Students will spend the whole academic year in India, where they are expected to attend an intensive language course at an appointed institution and are required to sit local examinations.

Year 4
Core Courses
Compulsory Courses
for BA South Asian Studies (4 years):

- a further language course from List A at intermediate or advanced level OR a course from List C - AND a further course from List C OR an approved course in another department ("open option")

for BA South Asian Studies and... (4 years):

Two units in the other subject.

List of optional courses

For details of courses on Lists A, B and C, refer to the "Structure" section of the BA South Asian Studies (4 years) full or half degrees, as appropriate.

Teaching & Learning

Year abroad

Students will spend the whole academic year in Nepal, where they are expected to attend an intensive language course at an appointed institution and are required to sit local examinations.

Teaching & Learning

We have three levels of Nepali language courses. Most of the language teaching is done in small classes and is thoroughly interactive, with students being encouraged to use their growing knowledge of Nepali from the very outset; advanced courses are largely taught in Nepali medium. Language courses are assessed by a combination of written and oral examination. The Department's core course South Asian Culture is taken in the first year, and gives a solid introduction to the broader culture of the region.

The Nepali pathway is part of and a four year degree, the third year (from September to March) being spent on a Year Abroad programme in Nepal.

The degree offers a progression of courses in the language itself, concentrating on communication skills and using a wide range of source materials including news broadcasts, recordings, video, the internet, and much else besides.
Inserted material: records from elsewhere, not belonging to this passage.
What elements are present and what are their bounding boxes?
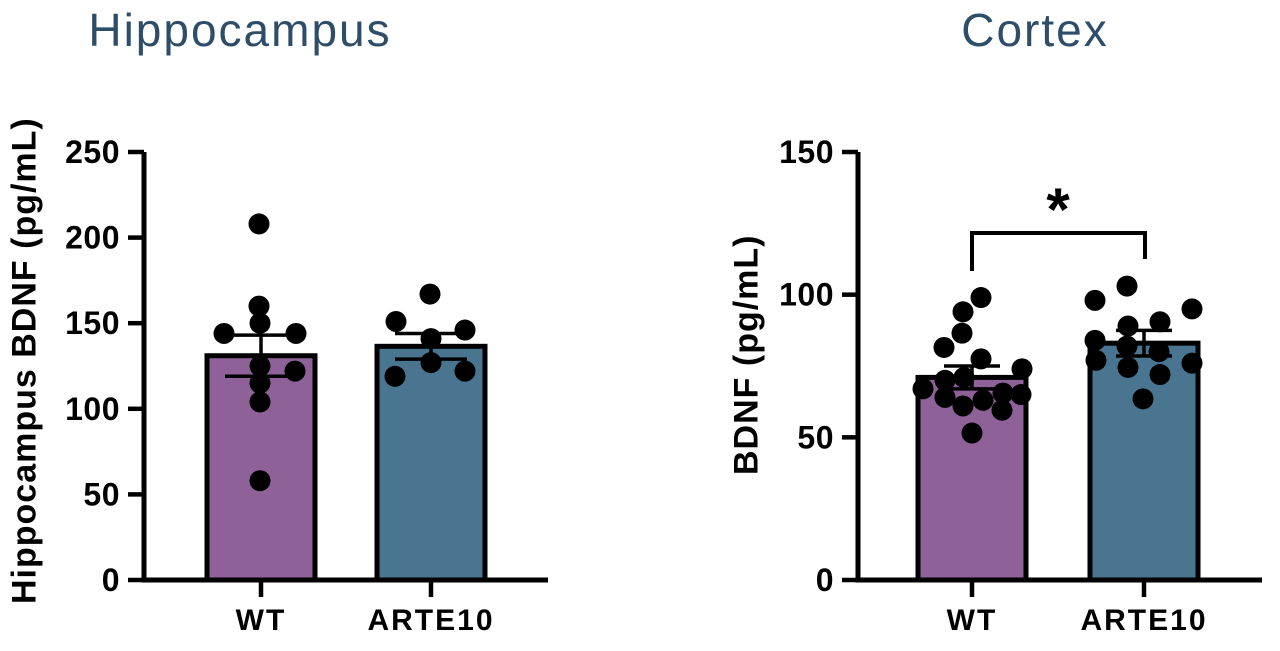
data-point (213, 322, 235, 344)
x-category-label: ARTE10 (367, 604, 494, 637)
data-point (249, 312, 271, 334)
bar-wt (204, 353, 318, 583)
hippocampus-chart: 0 50 100 150 200 250 WT ARTE10 (65, 134, 548, 637)
data-point (249, 470, 271, 492)
data-point (248, 213, 270, 235)
data-point (1149, 364, 1171, 386)
data-point (454, 360, 476, 382)
y-tick-label: 150 (779, 134, 834, 170)
data-point (961, 422, 983, 444)
data-point (1011, 358, 1033, 380)
data-point (385, 310, 407, 332)
data-point (1117, 356, 1139, 378)
cortex-title: Cortex (961, 4, 1109, 56)
significance-marker: * (1046, 176, 1070, 243)
data-point (952, 395, 974, 417)
data-point (953, 366, 975, 388)
data-point (1116, 335, 1138, 357)
data-point (419, 283, 441, 305)
significance-bracket (970, 231, 1147, 271)
y-tick-label: 100 (779, 277, 834, 313)
y-tick-label: 0 (102, 562, 120, 598)
y-tick-label: 100 (65, 391, 120, 427)
data-point (1149, 311, 1171, 333)
y-tick-label: 50 (797, 419, 834, 455)
x-category-label: WT (236, 604, 287, 637)
data-point (1116, 275, 1138, 297)
data-point (934, 369, 956, 391)
data-point (1084, 289, 1106, 311)
y-tick-label: 50 (83, 476, 120, 512)
data-point (1132, 388, 1154, 410)
data-point (1181, 298, 1203, 320)
data-point (420, 352, 442, 374)
data-point (420, 328, 442, 350)
y-tick-label: 200 (65, 220, 120, 256)
cortex-chart: 0 50 100 150 WT ARTE10 * (779, 134, 1262, 637)
data-point (249, 355, 271, 377)
y-tick-label: 250 (65, 134, 120, 170)
data-point (249, 391, 271, 413)
data-point (912, 378, 934, 400)
data-point (285, 322, 307, 344)
data-point (384, 365, 406, 387)
data-point (1010, 384, 1032, 406)
data-point (934, 386, 956, 408)
x-category-label: WT (947, 604, 998, 637)
data-point (454, 319, 476, 341)
bar-arte10 (1087, 340, 1201, 583)
y-tick-label: 150 (65, 305, 120, 341)
data-point (248, 295, 270, 317)
data-point (1148, 341, 1170, 363)
data-point (933, 336, 955, 358)
data-point (991, 399, 1013, 421)
data-point (992, 382, 1014, 404)
data-point (951, 322, 973, 344)
x-category-label: ARTE10 (1080, 604, 1207, 637)
data-point (1117, 315, 1139, 337)
data-point (249, 372, 271, 394)
data-point (1085, 349, 1107, 371)
data-point (1084, 329, 1106, 351)
data-point (284, 360, 306, 382)
data-point (972, 389, 994, 411)
data-point (952, 301, 974, 323)
hippocampus-title: Hippocampus (88, 4, 392, 56)
data-point (970, 287, 992, 309)
data-point (1181, 352, 1203, 374)
data-point (970, 348, 992, 370)
y-tick-label: 0 (816, 562, 834, 598)
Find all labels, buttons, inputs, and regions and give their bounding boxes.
Final-year options include an Independent Study Project,which gives the student an opportunity to use Nepali sources to pursue a subject of personal interest (in language, literature, politics, culture, religion, the arts and media, or any other aspect of contemporary or historical India), leading to the writing of a 10,000-word dissertation under tutorial supervision; the ISP may form a bridge to link the two halves of a two-subject degree.

Destinations

As a student specialising in South Asia and Nepali, you will gain competency in language skills and intercultural awareness and understanding. Familiarity with the region will have been developed through a combination of the study of language, literature and culture (which can include literature, film, music, art and religion) of various parts of South Asia.

Graduates leave SOAS not only with linguistic and cultural expertise, but also with a portfolio of widely transferable skills which employers seek in many professional and management careers in both business and the public sector. These include written and oral communication skills, attention to detail, analytical and problem-solving skills, and the ability to research, amass and order information from a variety of sources.

For more information about Graduate Destinations from this department, please visit the Careers Service website.

A Student's Perspective

I liked how small my classes were, so that I was actually able to discuss things in small settings. I was humbled by how willing the professors were to talk to me about ideas and how eager they were to help in any way possible. The dedication they have to their students is inspiring.